What's new in psycopg 1.99.3
----------------------------

* added support for python 2.3 datetime types (both ways) and made
  datetime the default set of typecasters when available.

* added example: dt.py.


What's new in psycopg 1.99.3
----------------------------

* initial working support for unicode bound variables: UTF-8 and
  latin-1 backend encodings are natively supported (and the
  encoding.py example even works!)

* added .set_client_encoding() method on the connection object.

* added examples: encoding.py, binary.py, lastrowid.py.


What's new in psycopg 1.99.2
----------------------------

* better typecasting:

  * DateTimeDelta used for postgresql TIME (merge from 1.1)

  * BYTEA now is converted to a real buffer object, not to a string

* buffer objects are now adapted into Binary objects automatically.

* ported scroll method from 1.1 (DBAPI-2.0 extension for cursors)

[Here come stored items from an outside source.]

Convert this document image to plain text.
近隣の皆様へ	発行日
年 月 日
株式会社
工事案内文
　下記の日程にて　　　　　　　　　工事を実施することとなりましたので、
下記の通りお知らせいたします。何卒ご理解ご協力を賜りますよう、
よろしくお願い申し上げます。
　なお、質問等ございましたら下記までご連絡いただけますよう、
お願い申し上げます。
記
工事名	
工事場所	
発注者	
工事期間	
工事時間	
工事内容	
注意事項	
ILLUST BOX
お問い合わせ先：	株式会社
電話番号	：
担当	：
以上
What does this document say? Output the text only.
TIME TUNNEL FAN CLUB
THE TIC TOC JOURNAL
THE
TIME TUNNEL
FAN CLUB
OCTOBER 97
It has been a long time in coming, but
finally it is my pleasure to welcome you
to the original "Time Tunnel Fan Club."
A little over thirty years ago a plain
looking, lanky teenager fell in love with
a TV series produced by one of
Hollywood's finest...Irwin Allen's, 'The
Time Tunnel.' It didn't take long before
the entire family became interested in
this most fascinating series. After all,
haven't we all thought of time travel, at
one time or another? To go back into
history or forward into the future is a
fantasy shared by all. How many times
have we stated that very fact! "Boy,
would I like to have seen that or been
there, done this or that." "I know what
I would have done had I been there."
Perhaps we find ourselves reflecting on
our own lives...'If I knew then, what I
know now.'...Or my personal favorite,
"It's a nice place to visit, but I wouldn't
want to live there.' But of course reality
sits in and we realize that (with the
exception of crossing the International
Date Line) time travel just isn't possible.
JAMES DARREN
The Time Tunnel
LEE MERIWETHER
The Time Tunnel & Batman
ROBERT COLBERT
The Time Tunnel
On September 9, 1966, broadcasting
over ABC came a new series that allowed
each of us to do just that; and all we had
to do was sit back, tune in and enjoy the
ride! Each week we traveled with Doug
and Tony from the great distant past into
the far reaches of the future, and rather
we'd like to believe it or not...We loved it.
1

* initial support for some DBAPI-2.0 extensions:

  * .rownumber attribute for cursors

  * .connection attribute for cursors

  * .next() and .__iter__() methods to have cursors support the
    iterator protocol

  * all exception objects are exported to the connection object


What's new in psycopg 1.99.1
----------------------------

* implemented microprotocols to adapt arbitrary types to the
  interface used by psycopg to bind variables in execute;

* moved qstring, pboolean and mxdatetime to the new adapter layout
  (binary is still missing; python 2.3 datetime needs to be written).


What's new in psycopg 1.99.0
----------------------------

* reorganized the whole source tree;

* async core is in place;

* splitted QuotedString objects from mx stuff;

* dropped autotools and moved to pythonic setup.py (needs work.)